Methane hydrate extraction, which is still in the early stages of testing and requires techniques that have only recently been attempted for the first time, is in no way comparable to tight oil and shale gas extraction. Methane hydrates are not "being developed in much the same methodical way that shale gas was developed before it," and skepticism on methane hydrates isn't comparable to skepticism on shale gas. Skepticism isn't some fungible property of everything; facts about prices and production rates are essential.
Perhaps this is the real point of Mann's take on these new technologies: He confesses that he does not want to "miss the boat" on methane hydrates as he did on shale gas. That's a gambler's mentality, not a shrewd investor's.
Perhaps that is also why Mann chooses to perceive tight oil and methane hydrates through the lens of the peak oil debate, which occupies much of Mann's 11,000-word exposition on the history of oil and gas production. His he-said, she-said treatment of the subject, attempting to portray it as a simple matter of differing opinions between "Hubbertians" and "McKelveyans," gave far more credence to longtime and ardent peak oil critics like Verleger and Lynch, while characterizing the views of Campbell, Laherrère, and the "anti-fossil-fuel think tank" Post Carbon Institute as "not widely shared."
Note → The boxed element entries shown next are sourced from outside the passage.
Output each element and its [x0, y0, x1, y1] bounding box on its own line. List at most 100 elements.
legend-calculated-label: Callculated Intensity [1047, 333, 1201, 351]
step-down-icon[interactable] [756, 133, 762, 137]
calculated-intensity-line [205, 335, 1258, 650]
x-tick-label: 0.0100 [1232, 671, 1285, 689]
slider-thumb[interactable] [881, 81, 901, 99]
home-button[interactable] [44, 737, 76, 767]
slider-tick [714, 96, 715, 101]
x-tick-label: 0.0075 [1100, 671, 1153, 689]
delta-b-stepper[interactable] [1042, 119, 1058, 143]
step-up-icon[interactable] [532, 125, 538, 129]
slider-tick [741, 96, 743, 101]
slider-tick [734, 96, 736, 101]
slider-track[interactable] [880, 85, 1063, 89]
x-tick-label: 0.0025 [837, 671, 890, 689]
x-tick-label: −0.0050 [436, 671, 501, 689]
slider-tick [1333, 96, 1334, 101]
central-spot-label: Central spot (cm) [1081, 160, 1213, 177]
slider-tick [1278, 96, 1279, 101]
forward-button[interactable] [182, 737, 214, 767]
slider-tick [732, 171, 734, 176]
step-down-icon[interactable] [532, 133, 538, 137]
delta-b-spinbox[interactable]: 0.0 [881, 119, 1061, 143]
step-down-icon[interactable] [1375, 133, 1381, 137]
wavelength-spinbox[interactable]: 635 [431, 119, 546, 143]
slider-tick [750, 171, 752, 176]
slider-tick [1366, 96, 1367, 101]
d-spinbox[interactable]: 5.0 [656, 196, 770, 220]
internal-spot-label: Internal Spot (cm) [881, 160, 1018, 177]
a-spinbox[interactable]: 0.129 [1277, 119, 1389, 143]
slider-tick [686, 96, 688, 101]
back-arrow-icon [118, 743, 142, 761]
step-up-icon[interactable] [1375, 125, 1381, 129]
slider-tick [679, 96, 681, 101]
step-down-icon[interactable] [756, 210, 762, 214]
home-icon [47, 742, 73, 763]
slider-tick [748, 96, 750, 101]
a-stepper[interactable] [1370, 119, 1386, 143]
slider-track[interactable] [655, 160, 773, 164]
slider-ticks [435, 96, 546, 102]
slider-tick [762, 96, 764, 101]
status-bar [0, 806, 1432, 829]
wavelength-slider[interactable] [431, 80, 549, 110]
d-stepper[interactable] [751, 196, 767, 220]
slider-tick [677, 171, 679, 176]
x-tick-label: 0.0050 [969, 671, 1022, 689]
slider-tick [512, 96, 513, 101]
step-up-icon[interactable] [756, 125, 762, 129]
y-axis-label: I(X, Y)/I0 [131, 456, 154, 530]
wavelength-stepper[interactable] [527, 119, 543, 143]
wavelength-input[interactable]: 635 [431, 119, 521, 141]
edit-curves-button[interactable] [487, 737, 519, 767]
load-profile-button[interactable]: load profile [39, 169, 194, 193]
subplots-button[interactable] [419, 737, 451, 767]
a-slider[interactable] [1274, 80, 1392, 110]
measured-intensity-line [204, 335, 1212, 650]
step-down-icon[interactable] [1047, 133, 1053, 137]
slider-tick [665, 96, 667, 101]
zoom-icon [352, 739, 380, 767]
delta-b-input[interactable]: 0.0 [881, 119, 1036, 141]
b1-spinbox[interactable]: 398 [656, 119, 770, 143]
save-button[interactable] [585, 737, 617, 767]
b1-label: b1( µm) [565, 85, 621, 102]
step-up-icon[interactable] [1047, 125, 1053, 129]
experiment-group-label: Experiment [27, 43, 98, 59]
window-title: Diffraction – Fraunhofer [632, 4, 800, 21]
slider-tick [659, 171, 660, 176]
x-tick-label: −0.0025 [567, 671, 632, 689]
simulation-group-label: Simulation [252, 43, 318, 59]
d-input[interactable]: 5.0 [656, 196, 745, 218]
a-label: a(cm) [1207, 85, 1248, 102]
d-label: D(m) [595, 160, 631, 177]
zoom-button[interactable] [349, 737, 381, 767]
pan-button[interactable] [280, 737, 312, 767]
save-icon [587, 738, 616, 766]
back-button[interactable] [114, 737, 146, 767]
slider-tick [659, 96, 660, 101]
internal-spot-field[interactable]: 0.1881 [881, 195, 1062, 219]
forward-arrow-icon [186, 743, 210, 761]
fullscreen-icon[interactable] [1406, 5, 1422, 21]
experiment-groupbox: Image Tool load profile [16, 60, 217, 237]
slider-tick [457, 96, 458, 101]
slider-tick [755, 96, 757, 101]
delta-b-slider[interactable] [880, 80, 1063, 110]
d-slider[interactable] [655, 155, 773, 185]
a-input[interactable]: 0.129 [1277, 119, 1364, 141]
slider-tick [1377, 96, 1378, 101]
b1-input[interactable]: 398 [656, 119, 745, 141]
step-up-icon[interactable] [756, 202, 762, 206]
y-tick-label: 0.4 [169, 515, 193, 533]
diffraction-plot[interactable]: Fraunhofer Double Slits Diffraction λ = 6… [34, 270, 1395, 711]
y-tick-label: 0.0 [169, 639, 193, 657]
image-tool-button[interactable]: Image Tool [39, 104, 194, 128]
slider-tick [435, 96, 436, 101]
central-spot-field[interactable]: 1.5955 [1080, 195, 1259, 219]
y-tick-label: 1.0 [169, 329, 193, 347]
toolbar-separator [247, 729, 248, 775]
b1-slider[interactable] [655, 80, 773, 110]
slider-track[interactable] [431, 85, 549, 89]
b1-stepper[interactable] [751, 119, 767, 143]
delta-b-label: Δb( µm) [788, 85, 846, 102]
If he had any real familiarity with their work, Mann would know that the latter group recognize the importance of fossil fuels while being deeply concerned about their future. He would also know that many other analysts and petroleum scientists have done serious and highly transparent research on the subject of peak oil, including Jeremy Leggett, a petroleum geologist and former faculty member of the Royal School of Mines in London; Olivier Rech, who was responsible for IEA's petroleum forecasts from 2006 to 2009; dozens of independent analysts, petroleum engineers and economists who publish at The Oil Drum; and petroleum scientists like Kjell Aleklett of Uppsala University, and Chris Skrebowski, a former long-term planner for BP and senior analyst for the Saudi Oil Ministry.